The days are getting longer + temperatures are rising. That can only mean one thing – it’s time to start planning your summer vacay. Whether you have kids, are a kid, or are in that weird in-between phase, you gotta love summer vacation. There is plenty of fun to be had in the sun whether you’re heading to Florida, The Great Lakes, or the tropics. No matter where you plan your vacation, be sure you are focused on ethical travel.
What is Ethical Travel?
Every time you take a trip, you have choices on where you stay + what you do. You choose which countries, hotels, and establishment your hard-earned dollars go to support. Ethical travel is making the best choices for how you spend your money to ensure you are supporting local communities + not doing harm to their environment. While this is largely an issue when considering international travel to underdeveloped areas in Asia, Africa, etc. You also need to keep in mind what you are supporting when you travel domestically. Ensure you’re considering ethical travel principles as you plan your summer getaways by considering the factors below.
Choosing Your Destination
When choosing a place to vacation, you want to think beyond the beauty of the area. Does the country have a history of human right violations? How do they treat their minorities or those living in poverty? Do they have any laws that violate your moral code such as death sentences for those found to be homosexual or that greatly limit the rights + autonomy of women?
If the answer is yes to any of these questions, you need to take a better look at this destination. While it isn’t a sure sign you shouldn’t go, it does mean you’ll need to be extra careful while you’re there + be sure to support businesses and communities that are not acting amorally or that help those who are oppressed/marginalized. These are currently the world’s most ethical travel destinations.
Ethical Travel Accommodations
For me, safety is the most important thing while traveling. That means I typically stay at an American-owned hotel chain. If you aren’t as lodging anxious as I am, try to stick to locally owned accommodations + Airbnbs. Choosing boutique hotels and apartments is a great way to add more money into the local economy + typically save yourself some money. You’ll likely get more entrenched in the city + have a better feel that everyone you interact with is doing so of their own accord.
Research is the most important part of this process. Do your research on who owns the place you will be staying + if they have a history of unfair employment practices or discrimination against certain types of guests.

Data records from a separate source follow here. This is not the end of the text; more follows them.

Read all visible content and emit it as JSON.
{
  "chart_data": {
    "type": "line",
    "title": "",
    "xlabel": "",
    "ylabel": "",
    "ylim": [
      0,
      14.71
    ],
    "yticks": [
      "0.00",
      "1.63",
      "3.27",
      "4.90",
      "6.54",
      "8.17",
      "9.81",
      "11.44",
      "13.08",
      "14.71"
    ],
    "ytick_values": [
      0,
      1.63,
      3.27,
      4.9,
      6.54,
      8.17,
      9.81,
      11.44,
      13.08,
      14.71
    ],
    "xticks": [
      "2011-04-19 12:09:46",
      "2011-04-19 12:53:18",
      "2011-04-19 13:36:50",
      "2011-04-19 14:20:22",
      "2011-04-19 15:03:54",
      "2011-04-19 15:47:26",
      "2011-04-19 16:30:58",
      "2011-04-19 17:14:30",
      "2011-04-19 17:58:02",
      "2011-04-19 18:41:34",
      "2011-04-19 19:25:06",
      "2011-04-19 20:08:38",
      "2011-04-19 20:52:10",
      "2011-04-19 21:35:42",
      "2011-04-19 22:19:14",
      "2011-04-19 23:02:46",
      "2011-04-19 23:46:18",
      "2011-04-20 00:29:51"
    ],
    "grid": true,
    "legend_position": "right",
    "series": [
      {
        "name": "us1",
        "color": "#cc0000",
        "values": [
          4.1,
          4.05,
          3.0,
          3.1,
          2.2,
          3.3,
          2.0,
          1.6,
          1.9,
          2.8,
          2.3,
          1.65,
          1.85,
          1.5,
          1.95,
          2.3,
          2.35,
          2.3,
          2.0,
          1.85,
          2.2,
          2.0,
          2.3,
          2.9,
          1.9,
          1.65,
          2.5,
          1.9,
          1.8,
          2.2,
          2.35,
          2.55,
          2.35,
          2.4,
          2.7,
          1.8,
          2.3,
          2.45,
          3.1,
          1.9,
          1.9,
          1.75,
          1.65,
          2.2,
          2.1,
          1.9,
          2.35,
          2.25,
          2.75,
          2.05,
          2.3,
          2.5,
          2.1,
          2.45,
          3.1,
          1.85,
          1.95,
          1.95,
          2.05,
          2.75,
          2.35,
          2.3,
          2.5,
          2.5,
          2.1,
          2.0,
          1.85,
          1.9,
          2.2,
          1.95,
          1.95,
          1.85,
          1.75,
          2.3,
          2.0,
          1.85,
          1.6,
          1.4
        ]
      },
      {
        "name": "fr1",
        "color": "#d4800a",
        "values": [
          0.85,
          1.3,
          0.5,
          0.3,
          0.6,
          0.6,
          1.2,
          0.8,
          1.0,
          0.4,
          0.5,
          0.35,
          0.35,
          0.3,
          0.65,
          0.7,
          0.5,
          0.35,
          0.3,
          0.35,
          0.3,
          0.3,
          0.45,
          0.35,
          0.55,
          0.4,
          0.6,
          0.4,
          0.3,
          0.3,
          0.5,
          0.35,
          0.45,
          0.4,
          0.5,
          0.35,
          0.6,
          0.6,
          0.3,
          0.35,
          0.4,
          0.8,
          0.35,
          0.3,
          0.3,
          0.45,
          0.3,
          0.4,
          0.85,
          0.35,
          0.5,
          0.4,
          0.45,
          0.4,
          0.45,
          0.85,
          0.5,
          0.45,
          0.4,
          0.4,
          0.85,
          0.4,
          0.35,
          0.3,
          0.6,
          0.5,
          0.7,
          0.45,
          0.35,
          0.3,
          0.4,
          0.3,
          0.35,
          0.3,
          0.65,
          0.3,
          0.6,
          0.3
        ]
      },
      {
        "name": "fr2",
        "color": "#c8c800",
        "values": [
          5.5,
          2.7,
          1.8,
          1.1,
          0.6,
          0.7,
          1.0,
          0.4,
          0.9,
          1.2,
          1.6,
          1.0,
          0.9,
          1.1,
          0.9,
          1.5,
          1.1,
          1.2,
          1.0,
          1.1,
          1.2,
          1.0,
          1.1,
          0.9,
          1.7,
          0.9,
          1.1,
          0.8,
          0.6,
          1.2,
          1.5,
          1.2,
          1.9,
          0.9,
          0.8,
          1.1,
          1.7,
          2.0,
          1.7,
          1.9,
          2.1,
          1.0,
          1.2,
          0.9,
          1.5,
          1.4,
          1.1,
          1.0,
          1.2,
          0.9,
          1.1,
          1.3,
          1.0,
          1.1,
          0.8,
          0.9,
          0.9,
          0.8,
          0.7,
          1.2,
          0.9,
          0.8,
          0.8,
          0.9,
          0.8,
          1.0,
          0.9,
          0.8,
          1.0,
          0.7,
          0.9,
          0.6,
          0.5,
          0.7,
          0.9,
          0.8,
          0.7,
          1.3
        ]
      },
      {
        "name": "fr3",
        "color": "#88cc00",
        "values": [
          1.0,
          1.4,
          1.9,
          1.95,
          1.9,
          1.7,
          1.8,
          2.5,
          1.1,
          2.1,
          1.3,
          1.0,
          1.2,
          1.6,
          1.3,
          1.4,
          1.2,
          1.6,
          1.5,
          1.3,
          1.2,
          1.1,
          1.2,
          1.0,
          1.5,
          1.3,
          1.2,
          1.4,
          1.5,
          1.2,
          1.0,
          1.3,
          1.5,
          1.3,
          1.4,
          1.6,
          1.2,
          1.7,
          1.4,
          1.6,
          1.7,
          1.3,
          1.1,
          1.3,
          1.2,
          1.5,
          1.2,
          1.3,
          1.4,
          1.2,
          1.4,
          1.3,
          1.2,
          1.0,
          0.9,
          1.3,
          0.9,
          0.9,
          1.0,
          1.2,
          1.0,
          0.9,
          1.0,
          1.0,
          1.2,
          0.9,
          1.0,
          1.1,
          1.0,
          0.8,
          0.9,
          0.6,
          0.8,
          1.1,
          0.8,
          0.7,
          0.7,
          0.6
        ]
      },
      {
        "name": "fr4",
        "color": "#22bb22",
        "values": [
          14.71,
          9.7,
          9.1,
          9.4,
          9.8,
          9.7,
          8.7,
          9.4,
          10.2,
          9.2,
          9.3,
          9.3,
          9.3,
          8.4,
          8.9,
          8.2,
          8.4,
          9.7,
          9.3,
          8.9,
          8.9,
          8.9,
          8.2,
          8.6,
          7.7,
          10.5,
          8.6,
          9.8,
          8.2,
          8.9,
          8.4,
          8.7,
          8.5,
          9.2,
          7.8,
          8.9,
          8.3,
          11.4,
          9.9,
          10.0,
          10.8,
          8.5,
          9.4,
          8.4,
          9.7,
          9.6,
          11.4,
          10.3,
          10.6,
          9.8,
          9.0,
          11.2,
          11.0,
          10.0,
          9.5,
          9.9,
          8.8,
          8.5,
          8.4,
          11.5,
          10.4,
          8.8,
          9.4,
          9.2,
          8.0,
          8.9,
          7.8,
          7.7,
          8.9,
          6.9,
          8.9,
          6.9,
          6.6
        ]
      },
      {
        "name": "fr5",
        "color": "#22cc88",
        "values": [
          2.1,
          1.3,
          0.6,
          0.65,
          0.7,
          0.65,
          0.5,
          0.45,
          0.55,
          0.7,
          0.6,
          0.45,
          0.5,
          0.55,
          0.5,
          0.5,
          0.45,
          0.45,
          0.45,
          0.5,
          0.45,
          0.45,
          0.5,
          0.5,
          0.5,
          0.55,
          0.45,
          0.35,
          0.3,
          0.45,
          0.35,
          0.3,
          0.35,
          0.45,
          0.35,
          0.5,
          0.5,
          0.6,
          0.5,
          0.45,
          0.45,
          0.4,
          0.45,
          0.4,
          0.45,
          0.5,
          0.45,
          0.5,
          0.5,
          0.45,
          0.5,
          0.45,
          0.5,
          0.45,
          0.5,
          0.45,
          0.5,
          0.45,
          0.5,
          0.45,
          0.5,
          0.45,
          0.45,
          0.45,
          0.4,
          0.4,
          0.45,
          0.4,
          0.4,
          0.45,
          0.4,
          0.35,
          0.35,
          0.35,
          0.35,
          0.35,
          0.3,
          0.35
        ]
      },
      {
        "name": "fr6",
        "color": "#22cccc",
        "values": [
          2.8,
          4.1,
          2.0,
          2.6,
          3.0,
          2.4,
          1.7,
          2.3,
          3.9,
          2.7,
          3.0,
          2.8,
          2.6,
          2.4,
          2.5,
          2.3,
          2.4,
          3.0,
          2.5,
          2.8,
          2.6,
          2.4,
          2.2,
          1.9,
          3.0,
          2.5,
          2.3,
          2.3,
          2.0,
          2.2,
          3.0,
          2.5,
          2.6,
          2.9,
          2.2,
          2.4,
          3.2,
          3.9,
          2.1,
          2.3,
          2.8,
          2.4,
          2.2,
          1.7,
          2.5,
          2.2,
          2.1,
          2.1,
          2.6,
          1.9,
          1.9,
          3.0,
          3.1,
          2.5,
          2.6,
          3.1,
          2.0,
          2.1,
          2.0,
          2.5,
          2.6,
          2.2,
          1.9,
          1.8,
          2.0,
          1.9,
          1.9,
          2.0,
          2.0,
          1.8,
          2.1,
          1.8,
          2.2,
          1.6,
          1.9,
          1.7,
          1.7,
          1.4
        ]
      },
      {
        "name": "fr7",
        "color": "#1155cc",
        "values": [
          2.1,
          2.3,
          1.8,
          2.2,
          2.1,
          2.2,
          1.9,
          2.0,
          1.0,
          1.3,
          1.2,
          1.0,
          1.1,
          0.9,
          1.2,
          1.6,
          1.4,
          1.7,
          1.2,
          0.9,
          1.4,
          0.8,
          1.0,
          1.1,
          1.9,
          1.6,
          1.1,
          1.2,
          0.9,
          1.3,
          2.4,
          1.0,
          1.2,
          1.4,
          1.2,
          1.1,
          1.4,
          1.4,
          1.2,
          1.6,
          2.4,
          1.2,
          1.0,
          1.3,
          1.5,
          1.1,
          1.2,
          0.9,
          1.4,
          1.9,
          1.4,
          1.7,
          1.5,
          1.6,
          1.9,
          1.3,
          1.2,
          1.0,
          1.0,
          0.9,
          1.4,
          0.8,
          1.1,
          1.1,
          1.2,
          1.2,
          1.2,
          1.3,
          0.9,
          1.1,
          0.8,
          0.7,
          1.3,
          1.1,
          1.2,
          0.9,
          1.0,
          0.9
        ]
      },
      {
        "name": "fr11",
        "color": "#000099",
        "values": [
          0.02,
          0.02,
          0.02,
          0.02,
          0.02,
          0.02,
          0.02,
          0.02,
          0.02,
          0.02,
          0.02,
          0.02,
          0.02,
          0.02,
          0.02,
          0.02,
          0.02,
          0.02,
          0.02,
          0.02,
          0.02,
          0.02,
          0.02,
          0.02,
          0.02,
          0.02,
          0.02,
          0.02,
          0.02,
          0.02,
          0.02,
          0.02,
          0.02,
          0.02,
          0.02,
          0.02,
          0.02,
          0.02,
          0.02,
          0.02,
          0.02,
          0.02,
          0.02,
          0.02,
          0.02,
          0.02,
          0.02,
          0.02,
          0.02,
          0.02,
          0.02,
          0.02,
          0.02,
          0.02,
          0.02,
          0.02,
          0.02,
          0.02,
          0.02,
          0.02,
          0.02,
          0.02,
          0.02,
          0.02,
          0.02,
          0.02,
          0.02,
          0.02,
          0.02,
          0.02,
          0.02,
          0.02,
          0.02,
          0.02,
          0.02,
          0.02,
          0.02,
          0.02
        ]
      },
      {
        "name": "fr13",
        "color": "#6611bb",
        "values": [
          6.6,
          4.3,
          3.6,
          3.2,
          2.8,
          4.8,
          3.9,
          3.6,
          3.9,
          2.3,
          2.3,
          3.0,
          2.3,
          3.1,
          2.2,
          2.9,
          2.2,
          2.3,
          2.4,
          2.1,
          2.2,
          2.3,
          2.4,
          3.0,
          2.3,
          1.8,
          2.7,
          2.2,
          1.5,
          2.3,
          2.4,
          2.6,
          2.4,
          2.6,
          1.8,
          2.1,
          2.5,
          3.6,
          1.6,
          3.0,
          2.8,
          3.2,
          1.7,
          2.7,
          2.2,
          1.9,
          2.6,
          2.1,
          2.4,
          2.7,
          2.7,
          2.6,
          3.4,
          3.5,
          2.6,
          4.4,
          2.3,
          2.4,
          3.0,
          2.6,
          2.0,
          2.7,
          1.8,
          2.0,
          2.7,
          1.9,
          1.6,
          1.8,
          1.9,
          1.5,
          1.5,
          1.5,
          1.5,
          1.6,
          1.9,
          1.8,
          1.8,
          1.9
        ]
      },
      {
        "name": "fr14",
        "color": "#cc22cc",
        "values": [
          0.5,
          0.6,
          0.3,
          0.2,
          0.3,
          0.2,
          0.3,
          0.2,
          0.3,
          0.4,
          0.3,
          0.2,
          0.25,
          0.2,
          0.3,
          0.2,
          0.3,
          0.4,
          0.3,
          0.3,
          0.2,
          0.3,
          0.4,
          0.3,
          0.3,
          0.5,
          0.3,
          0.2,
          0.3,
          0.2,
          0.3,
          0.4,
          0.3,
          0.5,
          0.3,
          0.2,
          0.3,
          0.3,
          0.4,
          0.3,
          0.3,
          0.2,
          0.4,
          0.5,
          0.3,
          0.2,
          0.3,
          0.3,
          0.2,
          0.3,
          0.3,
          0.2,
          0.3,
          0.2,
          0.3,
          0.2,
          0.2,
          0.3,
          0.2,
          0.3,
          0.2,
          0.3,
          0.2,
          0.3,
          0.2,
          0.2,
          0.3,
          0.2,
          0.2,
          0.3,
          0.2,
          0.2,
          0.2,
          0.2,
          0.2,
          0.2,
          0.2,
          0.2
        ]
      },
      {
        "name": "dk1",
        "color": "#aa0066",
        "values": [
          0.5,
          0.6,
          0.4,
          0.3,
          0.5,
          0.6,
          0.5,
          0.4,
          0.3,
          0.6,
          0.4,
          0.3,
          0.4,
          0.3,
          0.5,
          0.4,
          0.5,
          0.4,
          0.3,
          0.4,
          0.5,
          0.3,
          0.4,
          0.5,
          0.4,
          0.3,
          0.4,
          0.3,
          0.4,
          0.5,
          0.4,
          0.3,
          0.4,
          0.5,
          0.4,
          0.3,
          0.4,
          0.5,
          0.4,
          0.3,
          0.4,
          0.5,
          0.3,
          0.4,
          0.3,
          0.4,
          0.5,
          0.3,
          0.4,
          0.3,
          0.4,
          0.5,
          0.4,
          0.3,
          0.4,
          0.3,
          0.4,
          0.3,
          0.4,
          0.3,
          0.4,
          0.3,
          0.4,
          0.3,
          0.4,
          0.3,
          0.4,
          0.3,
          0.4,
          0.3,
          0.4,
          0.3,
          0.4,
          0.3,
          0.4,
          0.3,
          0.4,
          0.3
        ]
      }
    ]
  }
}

If you’re staying at hostels, check their reviews to see if they have any shady practices or crime reports lodge by other travelers.
Choosing Ethical Activities
One of the main tenants of ethical travel is to go as local as possible. By local foods and goods, use local touring companies + off the beaten path attractions. Try to avoid commercialized tourist traps as much as you can. I am a pretty touristy person, so I want to see the big sites. However, I love to utilize local suggestions for the best places to eat and shop. There is a balance between immersing yourself in local culture + immersing yourself in what US pop culture says local culture of that country/city actually is.
A huge thing related to ethical travel is how you treat the environment while you are there. Don’t litter. Clean up after yourself. Different areas have different ways they dispose of things. Some developing nations don’t have access to many recycling plants so you may want to limit your single-use plastic consumption. If locals say not to touch something, don’t touch it. If they say don’t feed it, don’t feed it. And for the love of God, avoid the animal shows. I think it would be dope AF to ride an elephant, but you know who doesn’t think that? The elephant. Most animals in tourist areas are mistreated + abused in order to behave in a way that makes their wranglers money. Research to find local rescues + organizations doing good for animals that will let you interact with wildlife in a healthy way.
Interacting With Locals
Remember that you’re the visitor + people actually live there. Show locals respect + not just in your first world, privileged way. Show them respect that means something in their culture. Every culture has different rules + social norms that speak subconsciously to others. In some cultures, refusing food is frowned upon while in others haggling is an insult to their craftsmanship. Do your research to know how to treat people + not accidentally send out the wrong message – this includes proper attire as well.
Also, don’t assume every hard-working person you see is someone to be pitied or rescued. That being said, in many areas, children will come up to you begging. Most governments + tour guides advise you not to give them money. At best, it encourages kids to skip school to earn money, at worst it goes straight to their traffickers. In any event, do NOT pull a Lindsey Lohan + try to “save” someone else’s child. Even in the least developed nations, you can’t just pluck kids up off the street.